Course details

DIABETES AND OBESITY or HUMAN NUTRITION modules only :

  • Date: 13 - 17 January 2020
  • Duration: 5 days
  • Fees:
    -  Medical Doctors -  £985
    Nurses and AHPs - £750

      Assessment (optional) - £250

 Registration process

Step 1: Email us your qualifications and/or a short CV to cpd@imperial.ac.uk

Step 2: Register Online (for those accepted on the course)

Teaching Faculty/ The Presenters

The Course Directors (Professor Martin Wilkins and Professor Gary Frost) deliver key teaching sessions.

Professor Martin Wilkins (Course Director) Faculty of Medicine, National Heart & Lung Institute, Vice Dean (Research) Faculty of Medicine

Martin R. Wilkins is Professor of Clinical Pharmacology at Imperial College London. He is Vice Dean (Research) for the Faculty of Medicine, a role he combines with Director of the British Heart Foundation Imperial College Centre of Research Excellence and Director of the National Institute of Health Research Imperial College Clinical Research Facility at Hammersmith Hospital.

His BHF-funded Travelling Fellowship to St Louis USA in 1987 provided the platform for his subsequent career in cardiovascular research. For the past 25 years he has led a bench-to-bedside programme investigating the molecular basis of pulmonary hypertension and evaluating new treatments. His work, supported throughout by the British Heart Foundation, contributed to the development of two new classes of drug for pulmonary hypertension, namely phosphodiesterase inhibitors and soluble guanylate cyclase stimulators, and has more recently provided insights into the roles of iron and zinc in pulmonary vascular homeostasis. His current work uses genetics, proteomics and metabolomics to define disease pathways in patients with pulmonary arterial hypertension with the aim of identifying novel druggable targets and personalised medicines. He was elected to the UK Academy of Medical Sciences in 2015. He holds a Liebig Professorship at the Justus Liebig University of Giessen (since 2014). He was awarded honorary membership of the Kyrgyz National Academy of Sciences (2013). He is Past-President of the Pulmonary Vascular Research Institute, a global network of experts in the field (http://www.pvrinstitute.org).

 

Professor Gary Frost, Faculty of Medicine, Department of Metabolism, Digestion and Reproduction Chair in Nutrition and Dietetics

I am currently head of the Section for Nutrition Research and lead the Imperial Nutrition and Food Network.  I qualified as a dietitian in 1982 and have always maintained a clinical input throughout my career.  Was appointed to Professor of Nutrition and Dietetics at Imperial College Jan 2008.  Prior to this, for 18 years Gary had work at Hammersmith Hospital.  Over his time at Hammersmith he gained his PhD in Nutrition and was appointed Honorary Reader in Nutrition at Imperial College, then joined the University of Surrey as Professor of Nutrition and Dietetics in 2005.  My research interests are very diverse and some are listed below:

Dietary Carbohydrates: These are a major focus of my work has been on the role of dietary carbohydrates on appetite regulation, insulin resistances and lipid metabolism in particular the glycaemic index as a model of the physiological effects of carbohydrates.  We were the first to demonstrate the impact of low glycaemic diets on adipocyte metabolism.  More recently in partnership with Professor Jimmy Bell we have used an integrative physiological approach to investigating the role of dietary carbohydrates on body composition and appetite regulation. 

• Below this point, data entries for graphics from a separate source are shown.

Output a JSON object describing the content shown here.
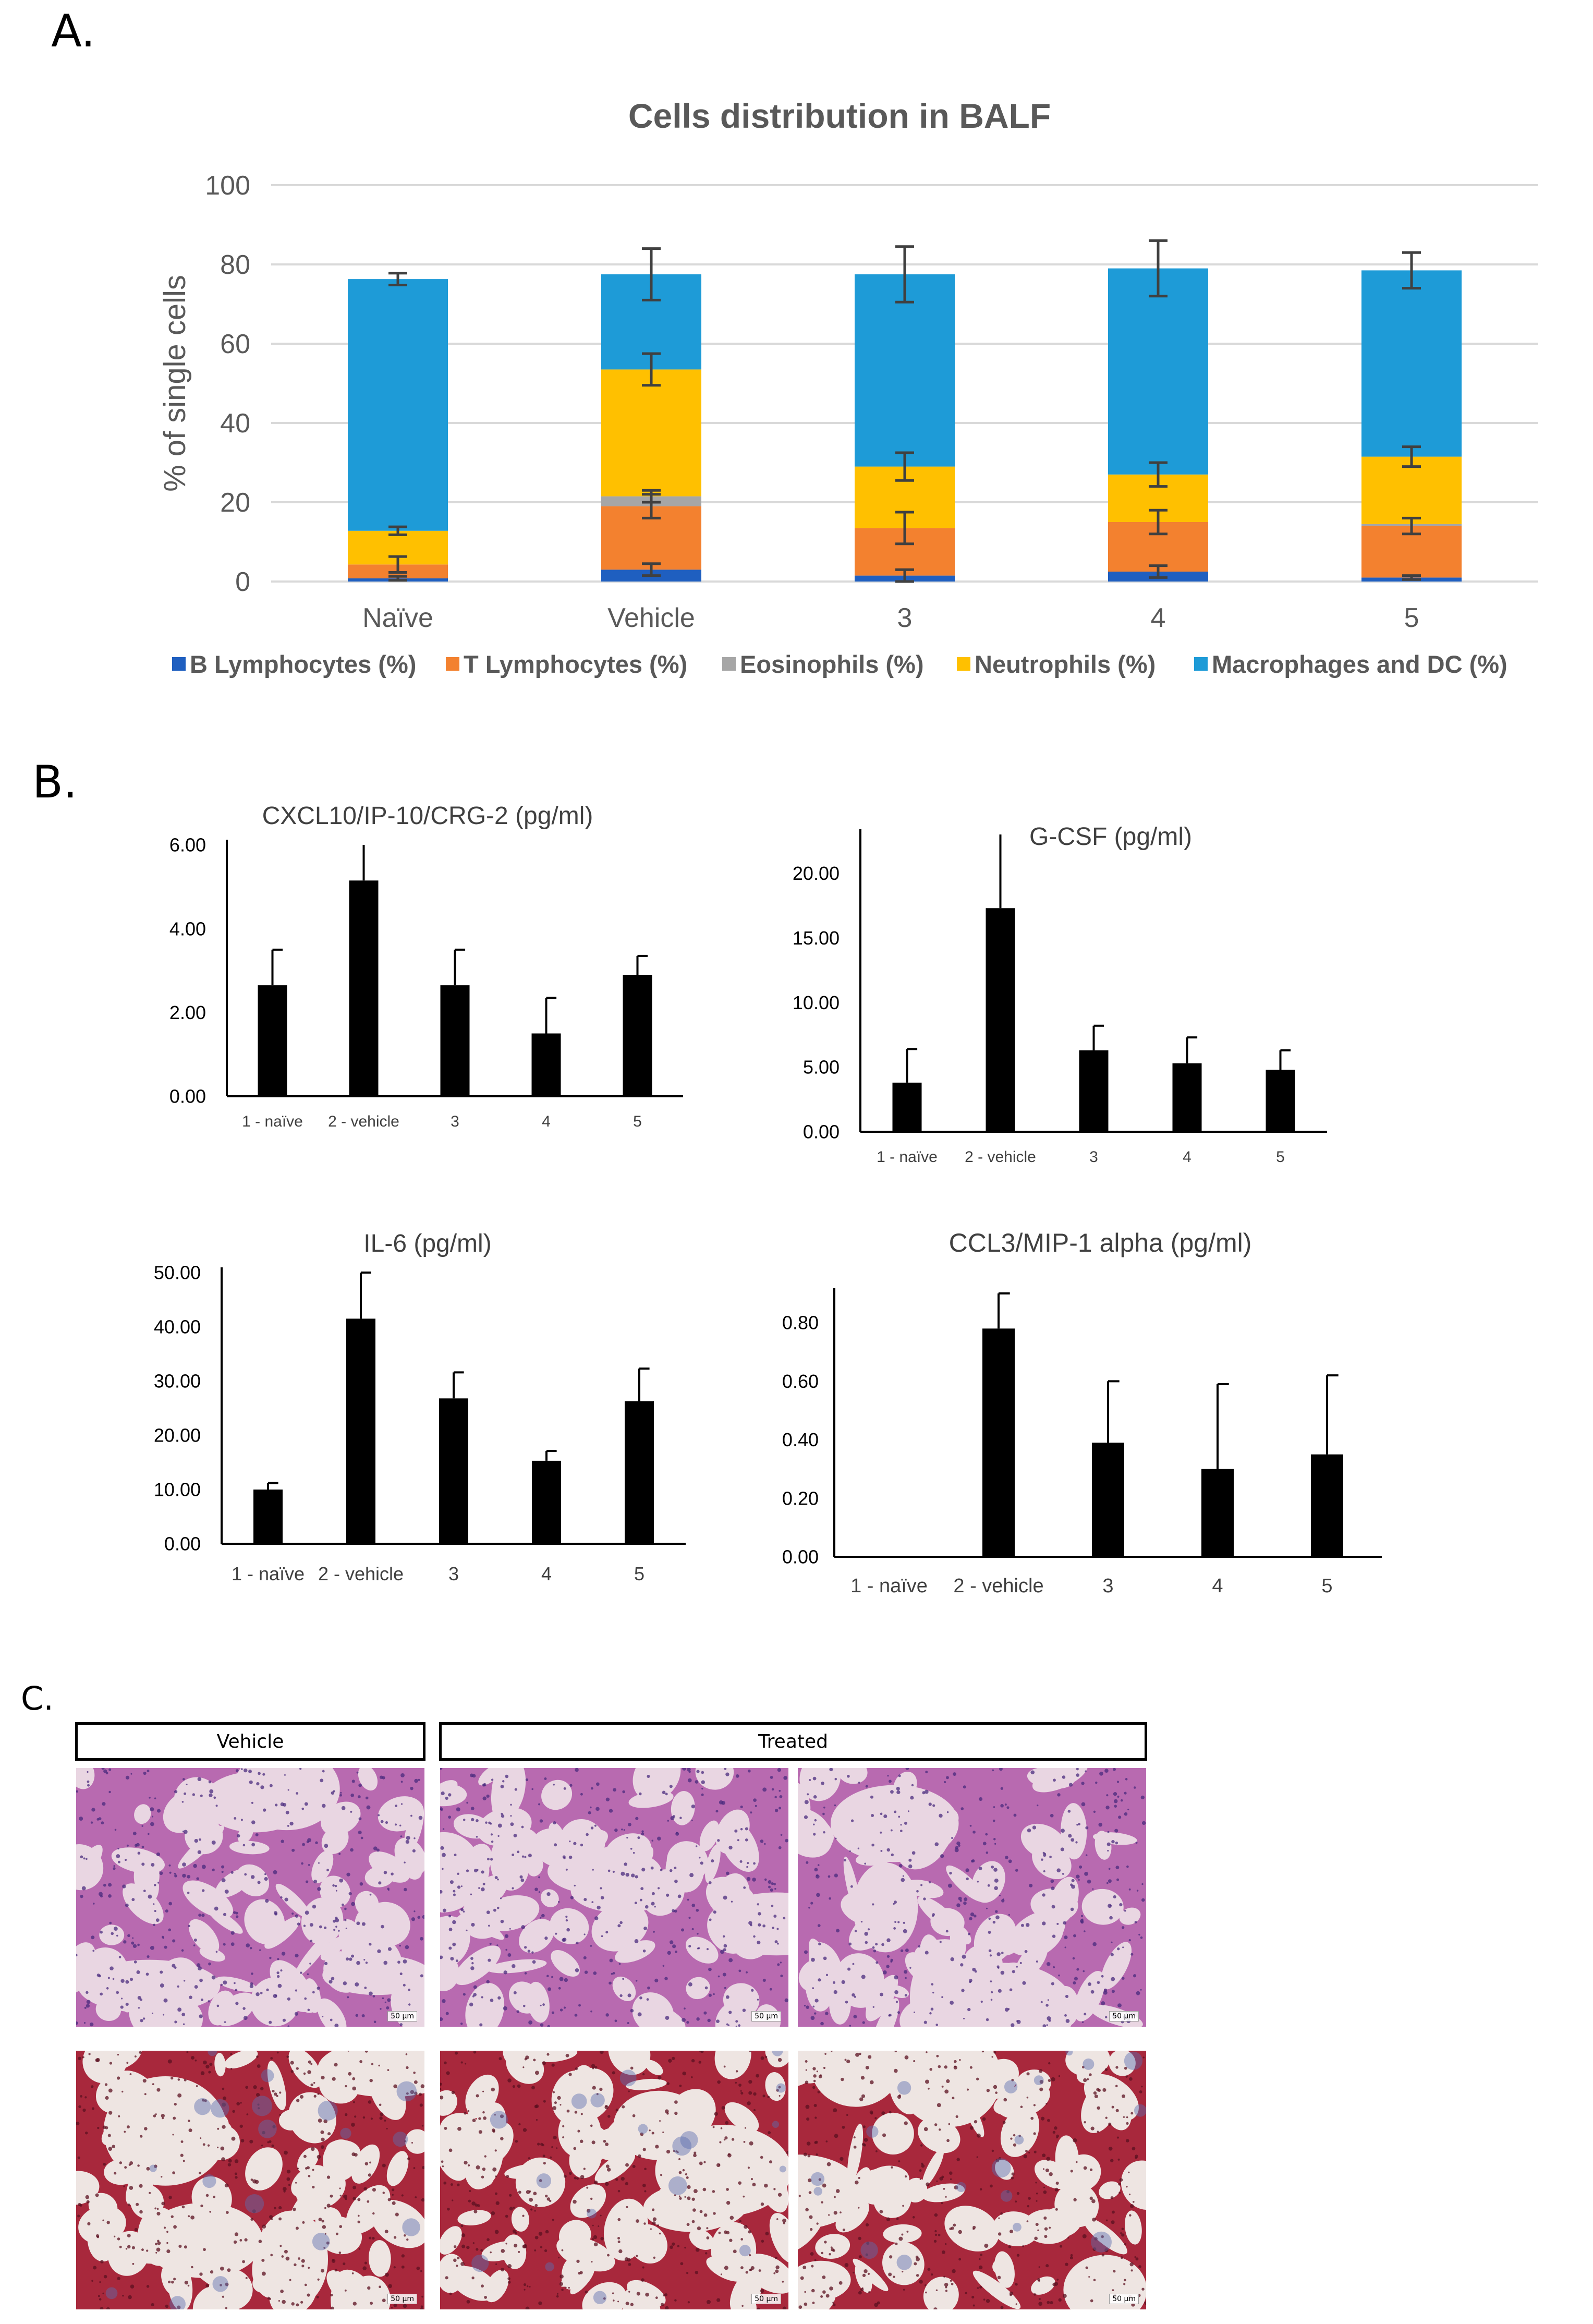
{
  "panels": {
    "a": "A.",
    "b": "B.",
    "c": "C."
  },
  "colors": {
    "b_lymph": "#1F5FC0",
    "t_lymph": "#F3812F",
    "eos": "#A6A6A6",
    "neut": "#FFC000",
    "macro": "#1E9BD7",
    "bar": "#000000",
    "he_bg": "#E9D6E2",
    "he_tissue": "#B86AB0",
    "he_nuclei": "#4A2B7E",
    "mt_bg": "#EEE5E2",
    "mt_tissue": "#A8283C",
    "mt_blue": "#5A6DB0"
  },
  "chart_data": [
    {
      "type": "bar",
      "stacked": true,
      "title": "Cells distribution in BALF",
      "ylabel": "% of single cells",
      "xlabel": "",
      "ylim": [
        0,
        100
      ],
      "yticks": [
        "0",
        "20",
        "40",
        "60",
        "80",
        "100"
      ],
      "grid": true,
      "legend_position": "bottom",
      "categories": [
        "Naïve",
        "Vehicle",
        "3",
        "4",
        "5"
      ],
      "series": [
        {
          "name": "B Lymphocytes (%)",
          "color_key": "b_lymph",
          "values": [
            0.8,
            3,
            1.5,
            2.5,
            1
          ],
          "errors": [
            0.5,
            1.5,
            1.5,
            1.5,
            0.5
          ]
        },
        {
          "name": "T Lymphocytes (%)",
          "color_key": "t_lymph",
          "values": [
            3.5,
            16,
            12,
            12.5,
            13
          ],
          "errors": [
            2,
            3,
            4,
            3,
            2
          ]
        },
        {
          "name": "Eosinophils (%)",
          "color_key": "eos",
          "values": [
            0,
            2.5,
            0,
            0,
            0.5
          ],
          "errors": [
            0,
            1.5,
            0,
            0,
            0
          ]
        },
        {
          "name": "Neutrophils (%)",
          "color_key": "neut",
          "values": [
            8.5,
            32,
            15.5,
            12,
            17
          ],
          "errors": [
            1,
            4,
            3.5,
            3,
            2.5
          ]
        },
        {
          "name": "Macrophages and DC (%)",
          "color_key": "macro",
          "values": [
            63.5,
            24,
            48.5,
            52,
            47
          ],
          "errors": [
            1.5,
            6.5,
            7,
            7,
            4.5
          ]
        }
      ]
    },
    {
      "type": "bar",
      "title": "CXCL10/IP-10/CRG-2",
      "unit": "(pg/ml)",
      "categories": [
        "1 - naïve",
        "2 - vehicle",
        "3",
        "4",
        "5"
      ],
      "values": [
        2.65,
        5.15,
        2.65,
        1.5,
        2.9
      ],
      "errors": [
        0.85,
        0.9,
        0.85,
        0.85,
        0.45
      ],
      "ylim": [
        0,
        6
      ],
      "yticks": [
        "0.00",
        "2.00",
        "4.00",
        "6.00"
      ]
    },
    {
      "type": "bar",
      "title": "G-CSF",
      "unit": "(pg/ml)",
      "categories": [
        "1 - naïve",
        "2 - vehicle",
        "3",
        "4",
        "5"
      ],
      "values": [
        3.8,
        17.3,
        6.3,
        5.3,
        4.8
      ],
      "errors": [
        2.6,
        6,
        1.9,
        2,
        1.5
      ],
      "ylim": [
        0,
        23
      ],
      "yticks": [
        "0.00",
        "5.00",
        "10.00",
        "15.00",
        "20.00"
      ]
    },
    {
      "type": "bar",
      "title": "IL-6",
      "unit": "(pg/ml)",
      "categories": [
        "1 - naïve",
        "2 - vehicle",
        "3",
        "4",
        "5"
      ],
      "values": [
        10,
        41.5,
        26.8,
        15.3,
        26.3
      ],
      "errors": [
        1.2,
        8.5,
        4.8,
        1.8,
        6
      ],
      "ylim": [
        0,
        50
      ],
      "yticks": [
        "0.00",
        "10.00",
        "20.00",
        "30.00",
        "40.00",
        "50.00"
      ]
    },
    {
      "type": "bar",
      "title": "CCL3/MIP-1 alpha (pg/ml)",
      "unit": "",
      "categories": [
        "1 - naïve",
        "2 - vehicle",
        "3",
        "4",
        "5"
      ],
      "values": [
        0,
        0.78,
        0.39,
        0.3,
        0.35
      ],
      "errors": [
        0,
        0.12,
        0.21,
        0.29,
        0.27
      ],
      "ylim": [
        0,
        0.9
      ],
      "yticks": [
        "0.00",
        "0.20",
        "0.40",
        "0.60",
        "0.80"
      ]
    }
  ],
  "histology": {
    "header_vehicle": "Vehicle",
    "header_treated": "Treated",
    "scale_bar": "50 µm"
  }
}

Short Chain Fatty Acids: These are produces of microbial fermentation of dietary carbohydrate in the gastrointestinal track.  Our research program in partnership with the University of Glasgow has lead to the new understanding of the role for these molecules in appetite regulation. 

Food Structure:  Over the last five years in partnership with colleagues at the Quadram Institute, John Innes Centre and the University of Glasgow we have had a major interest in how food structure influences human metabolism   

Obesity Management:  My group is part of the section of Division Diabetes, Endocrinology and Metabolism which is headed by Professor Bloom where we have been part of the team that demonstrated the importance of a number of gut peptides in appetite regulation peptides in appetite regulation.  We also have an on going project investigating the role of nutrients in the secretion of appetite regulating peptides and a major interest in the basic nutritional physiology involved in energy balance.

Dietary intake:  One of the major nutritional challenges  is the actuate assessment of food intake in free living people.  With Prof Holmes, Dr Garcia, Dr Posma and Prof Nicholson with had made a significant contribution by using metabolic profiling to improve dietary reporting.  Also  with Prof Yang and Dr Lo we are developing new camera technology to improve dietary reporting

Nutrition in the Elderly:  My research group are interested in the relationship between food, the gastrointestinal tract and appetite regulation during aging.  Over recent years we have demonstrated that anorexic hormones released from the gut higher than in young people.